Может, ретирада эта,
Хоть обида в ней и боль,
Первая твоя победа
Над свирепою судьбой
15.02.89
Однако в лучшей части этих ребят, думаю, уже растут поэты. Не может быть, чтобы люди, прошедшую такую войну, не дали, вслед за авторскими песнями, и стихов. Это будут горькие стихи без грома победы, но искренние, после которых (и это, может быть, их главная задача) уже никому не захочется воевать в чужой стране. «Знамя» опубликовало два хороших рассказа Олега Ермакова об афганской войне.
- В этом году весь цивилизованный мир отмечает столетие со дня рождения Анны Ахматовой. Поэт Евгений Рейн, кстати, рассказывал, что Ахматовой очень нравились многие ваши стихи, больше, чем стихи самого Рейна. Вы, Владимир Николаевич, знали и лично Анну Андреевну. Вот мой вопрос: Ахматова создавала какую-нибудь плеяду или школу «своих» поэтов?
- Ахматова никакой школы не создавала, но она просто была, понимаете? Когда я учился в военном училище, наши инструкции гласили, что вблизи радиостанции нельзя пользоваться осветительными приборами: если лампочку привязать к койке, она будет светиться. И Ахматова, словно мощная радиостанция, излучала такую энергию, что рядом с ней человек со средним дарованием начинал писать хорошие стихи. Но в ее кругу выросли большими поэтами Бродский и Рейн.
- Как вас публиковали в те, шестидесятые годы и позднее?
- В Москве я впервые опубликовался в 1953 году, в «Литературке». Мне было 25 лет. В пятидесятые годы меня печатали многие центральные журналы, такие, как «Молодая Гвардия», «Октябрь», позднее – «Новый мир». Но с книгами вышла беда. Первую — «Повестка из военкомата» — в 1957 году взяли и рассыпали. Хотя многие стихи из нее были позже напечатаны в периодике. В 1958 году рассыпали и вторую книжку — «Начало». И только в 1964-м вышла «Пристань», а в 1967-м — «Возраст». И далее, до самого 1986 года, ничего не издавалось. В эти годы я писал мало стихов, но много прозы, которая была опубликована за рубежом. Произошло это по многим причинам. Главная — мое участие в правозащитном движении. С 1966 года начал заступаться за репрессированных писателей, в 1977 году подписал письмо в защиту академика Андрея Дмитриевича Сахарова, за что и был исключен из Союза писателей. Восстановлен только в 1988 году. Ныне опубликованы почти все мои стихи, вышли три книжки стихов. Литературной работы мне не давали и другой тоже. Однажды, правда, на несколько месяцев устроился уборщиком снега, но вскоре вынудили уволиться: у нас не положено человеку с высшим образованием работать дворником. В милиции мне не раз говорили: «Уезжайте на Запад, здесь вам жизни не будет». Я думаю, каждый человек должен жить там, где пожелает. Однако, для себя я не считал возможным жить вне своей страны. Прежде всего, жить здесь, при всех тяготах, было интересно. Во-вторых, тогда газеты (и не только газеты) писали, что правозащитники действуют «под отъезд». И я не мог позволить себе уехать,— не хотел давать повода для этих сплетен. Многие мои друзья уехали и, конечно, они тоскуют по стране, по Москве, по близким. Меня же поддерживали всегда такие строки Ахматовой из «Не с теми я, кто бросил землю...»
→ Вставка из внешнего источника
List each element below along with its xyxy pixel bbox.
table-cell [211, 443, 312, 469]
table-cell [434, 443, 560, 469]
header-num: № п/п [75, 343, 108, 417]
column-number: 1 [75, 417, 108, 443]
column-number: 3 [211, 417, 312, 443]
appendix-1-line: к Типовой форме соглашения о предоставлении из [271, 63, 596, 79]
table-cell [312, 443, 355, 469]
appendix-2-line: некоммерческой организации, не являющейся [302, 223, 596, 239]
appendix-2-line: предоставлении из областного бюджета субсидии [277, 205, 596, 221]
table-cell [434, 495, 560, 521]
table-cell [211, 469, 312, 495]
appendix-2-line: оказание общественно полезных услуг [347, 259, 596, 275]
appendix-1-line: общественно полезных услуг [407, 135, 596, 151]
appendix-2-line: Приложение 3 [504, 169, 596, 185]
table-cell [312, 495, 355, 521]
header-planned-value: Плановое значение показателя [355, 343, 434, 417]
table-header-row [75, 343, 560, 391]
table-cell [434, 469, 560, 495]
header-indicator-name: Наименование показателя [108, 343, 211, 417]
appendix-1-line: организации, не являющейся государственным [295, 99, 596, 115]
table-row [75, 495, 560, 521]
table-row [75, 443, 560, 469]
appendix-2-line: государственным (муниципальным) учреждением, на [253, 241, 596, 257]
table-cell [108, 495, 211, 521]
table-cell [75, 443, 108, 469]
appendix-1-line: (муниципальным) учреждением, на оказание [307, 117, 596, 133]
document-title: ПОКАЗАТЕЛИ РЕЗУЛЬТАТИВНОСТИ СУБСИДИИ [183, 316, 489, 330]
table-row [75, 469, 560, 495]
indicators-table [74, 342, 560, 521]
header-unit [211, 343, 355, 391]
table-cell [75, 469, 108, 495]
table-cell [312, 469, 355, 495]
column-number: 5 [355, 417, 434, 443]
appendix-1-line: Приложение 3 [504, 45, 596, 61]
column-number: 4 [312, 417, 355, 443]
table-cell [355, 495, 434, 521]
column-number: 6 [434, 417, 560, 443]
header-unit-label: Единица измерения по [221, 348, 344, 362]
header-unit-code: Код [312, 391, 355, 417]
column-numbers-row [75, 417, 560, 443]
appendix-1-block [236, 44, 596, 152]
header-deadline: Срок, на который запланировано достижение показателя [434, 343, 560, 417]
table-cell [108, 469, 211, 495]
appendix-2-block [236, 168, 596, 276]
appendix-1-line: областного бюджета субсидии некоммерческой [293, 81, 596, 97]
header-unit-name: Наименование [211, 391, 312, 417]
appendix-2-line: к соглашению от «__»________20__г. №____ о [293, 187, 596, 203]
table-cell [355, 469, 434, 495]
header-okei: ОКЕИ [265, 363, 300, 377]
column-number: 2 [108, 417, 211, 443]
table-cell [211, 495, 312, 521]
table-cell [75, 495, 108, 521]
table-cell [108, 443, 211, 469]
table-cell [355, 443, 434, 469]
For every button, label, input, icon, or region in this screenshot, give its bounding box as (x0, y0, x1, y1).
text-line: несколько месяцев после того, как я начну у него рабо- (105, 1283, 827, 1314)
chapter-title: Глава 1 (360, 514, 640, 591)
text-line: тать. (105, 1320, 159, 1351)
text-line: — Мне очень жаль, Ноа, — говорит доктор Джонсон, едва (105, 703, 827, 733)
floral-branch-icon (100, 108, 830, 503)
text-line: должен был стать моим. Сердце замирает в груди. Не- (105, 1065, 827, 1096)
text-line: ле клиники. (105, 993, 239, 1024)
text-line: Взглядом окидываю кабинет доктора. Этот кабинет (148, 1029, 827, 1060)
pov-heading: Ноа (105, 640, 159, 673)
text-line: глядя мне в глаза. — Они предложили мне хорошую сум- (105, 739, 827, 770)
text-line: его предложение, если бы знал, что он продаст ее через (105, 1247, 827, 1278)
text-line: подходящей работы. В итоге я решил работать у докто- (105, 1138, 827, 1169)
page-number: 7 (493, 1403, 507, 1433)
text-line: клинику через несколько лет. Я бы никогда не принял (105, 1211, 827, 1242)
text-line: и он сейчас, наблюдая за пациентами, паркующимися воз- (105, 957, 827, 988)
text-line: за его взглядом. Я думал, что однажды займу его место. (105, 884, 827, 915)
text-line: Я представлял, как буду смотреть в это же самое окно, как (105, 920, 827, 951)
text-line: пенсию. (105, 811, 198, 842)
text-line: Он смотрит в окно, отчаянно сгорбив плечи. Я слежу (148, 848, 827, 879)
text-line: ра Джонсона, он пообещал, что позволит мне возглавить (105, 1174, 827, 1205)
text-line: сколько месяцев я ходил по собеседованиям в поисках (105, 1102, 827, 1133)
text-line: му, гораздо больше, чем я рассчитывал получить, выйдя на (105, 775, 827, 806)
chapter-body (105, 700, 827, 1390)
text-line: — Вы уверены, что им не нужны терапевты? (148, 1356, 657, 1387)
Но вечно жалок мне изгнанник,
Как заключенный, как больной.
Темна твоя дорога, странник.
Полынью пахнет хлеб чужой.
Но я никого не обвиняю. На Западе» скажем, Грэм Грин живет вне Англии, Хемингуэй жил не в Америке, у нас – в прошлом веке Гоголь долго жил в Италии, Тютчев – в Германии, Тургенев — во Франции, при этом все они, оставались русскими писателями. Поэтому я очень рад, что многие эмигранты сейчас гостят на Родине, В одном стихотворении я писал:
Я никому не слагаю стансы
И никого не виню ни в чем.
Ты взял уехал, а я остался,
Стало быть, разное пиво пьем.
Впрочем, выбирать мне не приходилось. Я твёрдо знал, что никуда не уеду.